Once you know what a pipeline costs, dippin optimize tells you where you could spend less:

$ dippin optimize complexity_cleanup.dip
═══ Optimization Report ══════════════════════════════════════════
─── Cost Summary ──────────────────────────────────────────────
  Current:   $0.65 (expected)
  Optimized: $0.02 (expected)
  Savings:   $0.63 (expected)

─── Suggestions ──────────────────────────────────────────────
  [Refactor] node in retry loop — consider a cheaper model for mechanical iterations
    claude-opus-4-6 → claude-haiku-4-5  (saves ~$0.23)
  [Refactor] bookkeeping task (summary/cleanup/commit) can use a cheaper model
    claude-opus-4-6 → claude-haiku-4-5  (saves ~$0.23)
  [QualityGate] bookkeeping task (summary/cleanup/commit) can use a cheaper model
    claude-opus-4-6 → claude-haiku-4-5  (saves ~$0.12)
  [Done] bookkeeping task (summary/cleanup/commit) can use a cheaper model
    claude-sonnet-4-6 → claude-haiku-4-5  (saves ~$0.04)

The Cost Summary at the top shows where you'd land if you followed every suggestion: $0.65 expected down to $0.02 — a 97% reduction. That's an aggressive projection, but it shows the ceiling on savings.

The Suggestions section lists each node with a specific swap. The optimizer looks at each node's role in the pipeline — whether it's in a retry loop, whether it's doing bookkeeping work like summarization or cleanup — and suggests where a cheaper model would do the same job. For Refactor, it flags two reasons to downgrade: it's in a retry loop (mechanical repetition rarely needs the smartest model) and its task is categorized as bookkeeping.

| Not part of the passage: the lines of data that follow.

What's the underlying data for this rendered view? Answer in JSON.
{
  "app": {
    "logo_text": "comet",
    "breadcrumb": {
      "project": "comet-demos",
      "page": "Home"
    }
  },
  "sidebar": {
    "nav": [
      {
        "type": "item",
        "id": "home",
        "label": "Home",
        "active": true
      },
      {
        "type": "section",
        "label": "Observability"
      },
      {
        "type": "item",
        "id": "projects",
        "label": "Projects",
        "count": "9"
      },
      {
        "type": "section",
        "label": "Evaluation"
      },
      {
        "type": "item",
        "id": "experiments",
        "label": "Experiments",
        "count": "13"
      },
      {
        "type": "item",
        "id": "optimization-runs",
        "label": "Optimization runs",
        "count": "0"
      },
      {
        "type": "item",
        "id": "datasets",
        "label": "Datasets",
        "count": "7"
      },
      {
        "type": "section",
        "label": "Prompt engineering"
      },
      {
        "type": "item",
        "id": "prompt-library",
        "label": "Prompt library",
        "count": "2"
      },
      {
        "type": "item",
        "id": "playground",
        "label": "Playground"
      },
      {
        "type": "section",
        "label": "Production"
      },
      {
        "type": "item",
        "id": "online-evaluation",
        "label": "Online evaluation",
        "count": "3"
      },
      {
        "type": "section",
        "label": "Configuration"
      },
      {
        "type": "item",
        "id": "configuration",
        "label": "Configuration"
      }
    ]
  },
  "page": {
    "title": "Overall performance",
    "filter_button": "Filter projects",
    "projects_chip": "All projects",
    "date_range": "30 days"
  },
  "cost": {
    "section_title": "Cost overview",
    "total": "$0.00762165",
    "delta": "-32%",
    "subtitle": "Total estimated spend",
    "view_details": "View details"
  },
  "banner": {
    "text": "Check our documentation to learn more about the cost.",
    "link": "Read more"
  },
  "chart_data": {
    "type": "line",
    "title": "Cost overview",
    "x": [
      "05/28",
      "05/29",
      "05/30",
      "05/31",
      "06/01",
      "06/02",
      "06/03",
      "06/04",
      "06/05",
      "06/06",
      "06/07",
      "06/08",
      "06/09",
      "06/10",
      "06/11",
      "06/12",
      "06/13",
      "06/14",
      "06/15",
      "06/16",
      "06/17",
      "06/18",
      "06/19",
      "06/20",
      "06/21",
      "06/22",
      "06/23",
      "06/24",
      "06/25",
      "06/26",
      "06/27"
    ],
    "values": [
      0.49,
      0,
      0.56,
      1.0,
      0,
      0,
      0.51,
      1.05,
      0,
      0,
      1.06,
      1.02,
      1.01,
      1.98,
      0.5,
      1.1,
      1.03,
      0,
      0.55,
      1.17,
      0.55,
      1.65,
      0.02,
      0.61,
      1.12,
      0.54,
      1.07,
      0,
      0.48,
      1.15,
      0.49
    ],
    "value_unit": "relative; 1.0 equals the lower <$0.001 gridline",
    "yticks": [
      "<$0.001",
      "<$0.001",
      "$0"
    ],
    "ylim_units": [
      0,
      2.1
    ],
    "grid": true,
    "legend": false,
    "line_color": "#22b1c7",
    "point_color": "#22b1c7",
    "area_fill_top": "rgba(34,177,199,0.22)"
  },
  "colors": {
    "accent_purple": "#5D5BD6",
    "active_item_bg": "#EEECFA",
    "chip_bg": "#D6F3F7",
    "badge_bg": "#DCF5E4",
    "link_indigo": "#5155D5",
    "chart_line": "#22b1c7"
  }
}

These are suggestions, not commands. A quality gate might genuinely need a stronger model to make good decisions. Use your judgment — the optimizer doesn't know your quality bar, only your cost structure.

What's Next

Between conditional edges and cost estimation, you can build pipelines that route intelligently and stay within budget. Write the workflow, run dippin cost, check dippin optimize, then make deliberate choices about where quality justifies the price.